L’Etat ne se permet jamais d’imposer des dogmes religieux aux fidèles des communautés qu’il reconnaît. Il veut simplement s’assurer que le cadre et le but dans lesquels leur religion s’exerce ne sont pas en contradiction avec ses propres valeurs laïques.

Or, lors de la discussion d’Infrarouge, un des représentants musulmans présents a fort bien expliqué que l’islam n’est pas une religion d’Eglises, à la différence du christianisme, parce que chaque musulman n’est qu’en relation directe avec Dieu, ce qui expliquerait d’ailleurs, disait-il, la très forte politisation de l’islam.

On devait donc en conclure aussitôt l’impossibilité absolue d’une reconnaissance de l’islam comme tel par l’Etat (cantons ou Confédération). Seules pourraient être éventuellement reconnues une ou des communautés musulmanes, ce qui pose le problème interne à l’islam de la représentativité des musulmans par de telles communautés.

La question est fondamentale. Dommage que les participants à Infrarouge n’aient pas réagi !

Suzette Sandoz est née en 1942, elle est professeur honoraire de droit de la famille et des successions, ancienne députée au Grand Conseil vaudois, ancienne conseillère nationale.

18 commentaires

  1. Posté par leone le

    Islam. Impossible à l’Etat de reconnaître une religion comme telle!
    Et pourtant l’Etat le fera!

  2. Posté par Krom le

    Le dessin : son texte est débile ; on ne peut pas écrire « un rectangle dans lequel on ne peut pas sortir », mais « duquel on ne peut sortir ». Qui a relevé cette erreur ? A quoi sert-elle ? Honte à ce pays qui laisse tout partir à vau-l’eau, y compris sa langue.

  3. Posté par Sentinelle le

    Les responsables de Riposte Laïque ont organisé une première campagne d’autocollants « Islam assassin – Islam dehors » :

    http://ripostelaique.com/islam-dehors-premier-bilan-de-la-formidable-campagne-dautocollants-qui-sannonce.html

    Cela ne va pas être triste… Vous entendez déjà les cris des aveugles et des sourds, des collabos et des idiots utiles ? On en verra peut-être même en Suisse romande ? Quelle horreur pour ceux qui rêvent d’un islam « suisse »…

  4. Posté par Dufour R. le

    Dans le droit suisse et occidental, il n’y a pas définition claire de ce qu’est une religion, ni même a fortiori une communauté religieuse. Il existe de la jurisprudence seulement. Il faudrait d’abord définir ce qu’est un religion avant de pouvoir « reconnaître » une communauté religieuse. De toute façon l’islam ne devrait en aucun cas être reconnu comme communauté religieuse, puisque dans son corpus la charia qui est une sorte de droit civil et pénal ne peut être dissocié de la partie dite religieuse. En outre, la charia discrimine notamment de droit des femmes, donc incompatible avec le droit suisse et occidental. La CEDH a déclaré en 2001 et 2003, la charia incompatible avec le droit européen.
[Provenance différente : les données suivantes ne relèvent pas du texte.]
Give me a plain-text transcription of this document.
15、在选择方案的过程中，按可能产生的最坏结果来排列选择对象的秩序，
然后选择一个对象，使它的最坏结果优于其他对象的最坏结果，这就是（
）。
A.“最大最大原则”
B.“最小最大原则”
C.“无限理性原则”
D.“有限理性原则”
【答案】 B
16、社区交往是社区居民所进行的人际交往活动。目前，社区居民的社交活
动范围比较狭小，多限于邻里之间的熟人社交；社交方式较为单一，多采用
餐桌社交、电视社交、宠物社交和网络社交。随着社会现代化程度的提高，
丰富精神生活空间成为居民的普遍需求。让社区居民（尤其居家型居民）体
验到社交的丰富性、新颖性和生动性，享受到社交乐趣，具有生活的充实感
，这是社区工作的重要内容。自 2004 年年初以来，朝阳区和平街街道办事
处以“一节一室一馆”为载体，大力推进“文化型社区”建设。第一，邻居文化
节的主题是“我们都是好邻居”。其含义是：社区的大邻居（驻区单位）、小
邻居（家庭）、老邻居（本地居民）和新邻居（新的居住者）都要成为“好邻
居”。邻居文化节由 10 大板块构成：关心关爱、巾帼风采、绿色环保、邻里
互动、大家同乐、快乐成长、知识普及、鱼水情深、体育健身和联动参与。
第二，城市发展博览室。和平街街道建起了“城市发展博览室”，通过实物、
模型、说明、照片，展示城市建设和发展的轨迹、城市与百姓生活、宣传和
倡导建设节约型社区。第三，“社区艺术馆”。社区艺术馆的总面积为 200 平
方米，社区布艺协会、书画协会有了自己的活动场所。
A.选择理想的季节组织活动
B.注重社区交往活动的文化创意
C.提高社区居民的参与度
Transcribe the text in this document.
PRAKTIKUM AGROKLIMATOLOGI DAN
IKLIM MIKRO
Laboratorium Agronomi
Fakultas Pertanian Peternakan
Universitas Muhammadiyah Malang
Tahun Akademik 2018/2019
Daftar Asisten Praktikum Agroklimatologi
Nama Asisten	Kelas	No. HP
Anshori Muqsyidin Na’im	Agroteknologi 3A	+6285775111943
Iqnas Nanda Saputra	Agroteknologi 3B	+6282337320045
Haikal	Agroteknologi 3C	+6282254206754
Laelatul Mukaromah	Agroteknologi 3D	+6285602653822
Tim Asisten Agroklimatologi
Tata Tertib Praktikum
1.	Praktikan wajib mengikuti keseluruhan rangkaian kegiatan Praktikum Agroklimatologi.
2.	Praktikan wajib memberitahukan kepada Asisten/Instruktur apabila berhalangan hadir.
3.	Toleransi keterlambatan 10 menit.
  5. Posté par Professeur Tournebroche le

    Kemal Atatürk a supprimé le Califat et ceux qui s’en réclament aujourd’hui ne sont que des hors la loi. Il n’y a donc plus d’autorité de référence pour valider l’évolution de cette religion dont la pratique est du seul ressort des croyants. Ce sont les cobayes du chaos créateur, théorie imaginée par l’école de Francfort.

  6. Posté par Yolande C.H. le

    @G. Vuilliomenet
    Au sujet de « la LÂCHETÉ de nos dirigeants et la lecture très particulière de la loi, en particulier des droits de l’homme, par les juges. »,
    je vous conseille, si vous avez le temps (730 pages), la lecture du livre de Marcel Gauchet: Le Nouveau Monde, (L’avènement de la démocratie IV), où il montre la prise du pouvoir par les juges (chap.IX), ceci du fait que, dans l’évolution du système démocratique initié au 18ème, on est passé , du fait d’une transition vers une société d’individus dans les années 70, de droits de l’homme dont l’objet était collectif et public, à des droits de l’homme dont l’objet est individuel et privé.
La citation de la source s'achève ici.